Environment America, who published the report on Thursday, called fracking “highly polluting” and noted increasing numbers of documented cases of illness as a result of the practice. In addition to cancer, toxic substances from fracking chemicals and waste water can cause endocrine disruption, neurological problems and immune system problems.

“The numbers don't lie — fracking has taken a dirty and destructive toll on our environment. If this dirty drilling continues unchecked, these numbers will only get worse,” John Rumpler, a senior attorney for Environment America said in a news release after publication of the report.

Fracking is the extraction of oil and gas by injecting water to break rock formations deep underground. Use of the process has increased rapidly in the US in recent years, despite warnings from scientists who have studied it, illustrating the climate-damaging methane emissions and radioactive effects that come with the operation.

A hydraulic fracturing site in South Montrose, Pennsylvania (Spencer Platt / Getty Images / AFP)

Over 80,000 wells nationwide have been drilled or endorsed across 17 different states since 2005, and the report measured that around 360,000 acres of land have been damaged as a result – the highest being in Texas where around 130,000 acres of land were calculated to have been damaged.

While this figure included land cleared for roads, well sites and pipelines, among other technical processes, the report states that “the total amount of habitat and landscape affected by fracking is much greater.”

The report was hot on the heels of the publication of research from Duke University, released on Wednesday in the Environmental Science and Technology journal.

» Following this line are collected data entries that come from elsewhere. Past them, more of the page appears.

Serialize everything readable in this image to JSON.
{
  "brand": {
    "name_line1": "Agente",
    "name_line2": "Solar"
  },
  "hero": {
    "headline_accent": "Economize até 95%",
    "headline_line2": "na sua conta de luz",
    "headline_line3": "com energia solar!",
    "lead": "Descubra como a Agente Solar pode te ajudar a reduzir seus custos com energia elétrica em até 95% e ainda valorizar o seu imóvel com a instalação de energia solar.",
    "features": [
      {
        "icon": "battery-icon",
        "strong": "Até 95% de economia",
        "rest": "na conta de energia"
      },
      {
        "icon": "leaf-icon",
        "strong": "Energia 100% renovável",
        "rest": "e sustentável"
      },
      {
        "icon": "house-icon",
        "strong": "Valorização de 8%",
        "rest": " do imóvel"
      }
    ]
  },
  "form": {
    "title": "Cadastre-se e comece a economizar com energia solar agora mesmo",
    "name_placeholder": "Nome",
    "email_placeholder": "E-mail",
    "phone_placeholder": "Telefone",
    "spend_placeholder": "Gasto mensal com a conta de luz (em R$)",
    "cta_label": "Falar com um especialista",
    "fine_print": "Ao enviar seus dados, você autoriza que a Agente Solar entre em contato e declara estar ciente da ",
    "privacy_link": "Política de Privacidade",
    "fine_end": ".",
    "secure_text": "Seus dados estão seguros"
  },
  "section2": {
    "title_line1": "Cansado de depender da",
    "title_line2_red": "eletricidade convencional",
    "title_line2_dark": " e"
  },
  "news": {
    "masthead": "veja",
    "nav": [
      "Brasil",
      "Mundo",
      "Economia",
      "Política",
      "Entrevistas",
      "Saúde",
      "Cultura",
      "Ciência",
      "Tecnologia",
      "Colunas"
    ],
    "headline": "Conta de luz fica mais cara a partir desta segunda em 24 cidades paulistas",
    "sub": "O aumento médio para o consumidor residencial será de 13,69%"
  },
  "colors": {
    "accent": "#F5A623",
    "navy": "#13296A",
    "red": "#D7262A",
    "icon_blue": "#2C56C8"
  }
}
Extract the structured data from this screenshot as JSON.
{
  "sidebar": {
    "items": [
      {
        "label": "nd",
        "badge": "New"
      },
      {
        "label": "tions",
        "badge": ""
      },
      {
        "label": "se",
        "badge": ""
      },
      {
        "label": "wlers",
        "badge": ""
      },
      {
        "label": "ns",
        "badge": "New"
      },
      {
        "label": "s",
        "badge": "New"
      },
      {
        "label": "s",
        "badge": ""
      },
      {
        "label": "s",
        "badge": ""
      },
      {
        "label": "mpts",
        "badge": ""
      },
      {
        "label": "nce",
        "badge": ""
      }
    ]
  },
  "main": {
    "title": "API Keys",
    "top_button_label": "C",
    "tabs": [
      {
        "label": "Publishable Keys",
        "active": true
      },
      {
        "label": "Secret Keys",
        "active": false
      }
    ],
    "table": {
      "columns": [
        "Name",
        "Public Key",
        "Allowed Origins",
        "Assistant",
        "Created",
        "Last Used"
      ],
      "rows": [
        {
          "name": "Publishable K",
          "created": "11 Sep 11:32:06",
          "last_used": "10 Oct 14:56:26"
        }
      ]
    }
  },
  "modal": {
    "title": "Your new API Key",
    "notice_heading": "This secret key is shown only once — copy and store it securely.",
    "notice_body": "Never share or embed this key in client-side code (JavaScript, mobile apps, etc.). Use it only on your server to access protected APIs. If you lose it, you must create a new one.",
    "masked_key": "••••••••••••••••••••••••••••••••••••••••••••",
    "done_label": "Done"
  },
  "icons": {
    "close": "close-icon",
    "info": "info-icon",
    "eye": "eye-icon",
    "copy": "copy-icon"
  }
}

The team analyzed water and sediment samples from the Josephine Brine Treatment Facility in Indiana County, Pennsylvania, finding radium levels 200 times greater than samples taken upstream from the plant, and far higher than permissible under the Clean Water Act.

Radium is a radioactive metal that can cause diseases like leukemia and other ill-health effects, if one is exposed to large amounts over time.

As a result of uncertainty over the implications of fracking and its negative health impact, house prices have seen a noticeable decline. The report cites a Texas study which found that homes worth $250,000, located within 1,000 feet of a well site lost between three and fourteen percent of their value.

Another possible reason for the decline in property value is the threat to public safety because of the increased likelihood of earthquakes. Oklahoma, Arkansas, Texas, Ohio and Colorado have all experienced earthquakes sparked by injection well wastewater disposal.

Environment America’s research expressed concern that the damage resulting from fracking was on a scale “unimagined” only a few years ago, and went on to recommend that “banning fracking is the prudent and necessary course to protect the environment and public health.” The report strong advises that states take the initiative to ban the practice.